You recently tweeted that you were heckled by a six-year-old…
That was horrible. I was doing some corporate gig and they had kids in the audience, just running around, screaming, shouting. You know, it’s hard enough making people laugh but when you’ve got stuff like that going on, it just makes your job 100 times harder. I never understand – if you want to pay me to make you laugh, why don’t you give yourself a fair chance to laugh?
Are you heckled often?
No, not really. So I don’t really need any of those quick comebacks either. I’m not the kind of person who gets stuck into the audience, I’m a very chilled out guy.
Being so chilled out it’s quite odd to see you on that ‘Tropika Island of Treasure’ reality show, having your every move filmed.

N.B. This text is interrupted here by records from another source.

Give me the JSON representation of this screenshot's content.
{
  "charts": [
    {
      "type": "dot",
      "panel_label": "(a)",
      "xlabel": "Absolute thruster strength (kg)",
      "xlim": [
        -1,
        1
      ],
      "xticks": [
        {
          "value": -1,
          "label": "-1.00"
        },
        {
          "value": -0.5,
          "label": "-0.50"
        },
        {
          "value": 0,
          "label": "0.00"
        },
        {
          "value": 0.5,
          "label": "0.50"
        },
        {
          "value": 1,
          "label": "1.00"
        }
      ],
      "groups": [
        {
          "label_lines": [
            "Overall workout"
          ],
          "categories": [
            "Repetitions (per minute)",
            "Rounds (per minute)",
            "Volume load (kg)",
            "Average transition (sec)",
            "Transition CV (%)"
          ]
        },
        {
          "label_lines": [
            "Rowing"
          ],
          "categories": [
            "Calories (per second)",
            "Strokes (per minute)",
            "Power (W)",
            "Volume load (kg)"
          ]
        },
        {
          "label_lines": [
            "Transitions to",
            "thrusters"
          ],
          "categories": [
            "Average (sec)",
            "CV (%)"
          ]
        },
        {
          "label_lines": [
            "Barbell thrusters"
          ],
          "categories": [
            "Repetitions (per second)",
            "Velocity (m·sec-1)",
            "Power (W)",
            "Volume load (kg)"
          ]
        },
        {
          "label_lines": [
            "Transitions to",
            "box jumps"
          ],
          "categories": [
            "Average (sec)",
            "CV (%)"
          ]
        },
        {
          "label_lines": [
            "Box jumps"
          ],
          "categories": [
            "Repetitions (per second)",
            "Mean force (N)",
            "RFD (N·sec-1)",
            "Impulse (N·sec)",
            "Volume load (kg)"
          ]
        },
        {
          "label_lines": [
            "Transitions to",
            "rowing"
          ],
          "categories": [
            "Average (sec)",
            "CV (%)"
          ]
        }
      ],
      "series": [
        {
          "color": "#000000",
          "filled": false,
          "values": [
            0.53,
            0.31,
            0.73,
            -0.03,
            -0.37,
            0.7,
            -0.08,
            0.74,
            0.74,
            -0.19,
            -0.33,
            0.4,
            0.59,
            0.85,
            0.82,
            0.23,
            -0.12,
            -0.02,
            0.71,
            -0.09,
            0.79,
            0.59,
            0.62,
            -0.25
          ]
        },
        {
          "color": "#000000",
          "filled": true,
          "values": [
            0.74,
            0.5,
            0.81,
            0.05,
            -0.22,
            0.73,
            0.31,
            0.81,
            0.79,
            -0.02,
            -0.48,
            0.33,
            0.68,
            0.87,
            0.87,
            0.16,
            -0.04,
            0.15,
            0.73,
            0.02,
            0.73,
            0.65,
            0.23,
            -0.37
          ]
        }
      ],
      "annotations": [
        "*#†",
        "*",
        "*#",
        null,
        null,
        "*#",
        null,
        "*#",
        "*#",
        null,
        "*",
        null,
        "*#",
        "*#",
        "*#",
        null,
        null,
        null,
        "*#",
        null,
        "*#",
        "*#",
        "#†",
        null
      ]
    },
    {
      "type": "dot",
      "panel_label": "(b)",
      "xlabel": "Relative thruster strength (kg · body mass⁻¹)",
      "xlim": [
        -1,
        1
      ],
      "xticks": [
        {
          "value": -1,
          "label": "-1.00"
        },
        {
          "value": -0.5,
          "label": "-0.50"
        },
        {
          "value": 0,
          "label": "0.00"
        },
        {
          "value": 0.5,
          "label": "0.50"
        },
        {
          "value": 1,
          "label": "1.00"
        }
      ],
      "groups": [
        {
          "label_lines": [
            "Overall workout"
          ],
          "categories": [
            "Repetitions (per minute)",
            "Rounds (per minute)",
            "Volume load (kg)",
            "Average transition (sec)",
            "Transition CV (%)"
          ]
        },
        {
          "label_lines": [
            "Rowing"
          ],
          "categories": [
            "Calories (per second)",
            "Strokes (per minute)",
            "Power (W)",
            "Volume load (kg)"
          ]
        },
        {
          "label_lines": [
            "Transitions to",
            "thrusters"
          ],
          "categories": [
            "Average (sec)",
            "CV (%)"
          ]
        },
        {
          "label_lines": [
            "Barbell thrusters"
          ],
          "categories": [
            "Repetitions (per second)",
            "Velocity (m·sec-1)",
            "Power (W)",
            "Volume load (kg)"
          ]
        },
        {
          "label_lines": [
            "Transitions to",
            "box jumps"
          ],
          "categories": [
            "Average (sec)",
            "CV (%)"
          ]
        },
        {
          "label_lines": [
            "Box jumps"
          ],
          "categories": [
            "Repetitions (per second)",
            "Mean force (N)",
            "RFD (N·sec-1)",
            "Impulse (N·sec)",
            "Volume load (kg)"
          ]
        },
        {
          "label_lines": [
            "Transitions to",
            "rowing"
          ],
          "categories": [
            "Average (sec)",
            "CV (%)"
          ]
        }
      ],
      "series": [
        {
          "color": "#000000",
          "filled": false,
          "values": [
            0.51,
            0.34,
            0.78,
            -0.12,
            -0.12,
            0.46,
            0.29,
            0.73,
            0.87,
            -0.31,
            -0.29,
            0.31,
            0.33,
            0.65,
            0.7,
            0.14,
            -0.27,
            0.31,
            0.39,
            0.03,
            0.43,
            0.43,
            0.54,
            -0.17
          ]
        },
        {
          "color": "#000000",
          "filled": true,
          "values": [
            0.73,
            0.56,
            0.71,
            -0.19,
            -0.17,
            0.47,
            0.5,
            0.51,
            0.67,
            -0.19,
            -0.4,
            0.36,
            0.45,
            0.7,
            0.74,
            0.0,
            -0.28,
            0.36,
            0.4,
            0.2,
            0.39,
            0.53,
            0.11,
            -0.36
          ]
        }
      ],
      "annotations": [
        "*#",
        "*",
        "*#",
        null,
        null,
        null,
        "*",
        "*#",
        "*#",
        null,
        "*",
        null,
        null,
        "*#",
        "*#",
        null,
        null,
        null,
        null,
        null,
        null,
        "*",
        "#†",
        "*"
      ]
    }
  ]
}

That trip was actually quite unnerving, I’m not going to lie. I rarely keep to myself and then on that trip the cameras were with us all the time, causing me to stay away from what was happening a lot more than I would have normally.
You’re literally travelling with the paparazzi which is something very strange – it wouldn’t happen anywhere else in the world. Normally they’re trying to sneak pictures without permission, here they were actually invited to come along. So it was a very strange setup that did detract a little from the overall experience.
But being asked to be on that show means you’ve hit some sort of celebrity status. Do you get recognised a lot?
A lot of people recognise me and sort of greet me. About three out of 10 say: “Tell us a joke.” I never do – punchlines just aren’t my style of comedy.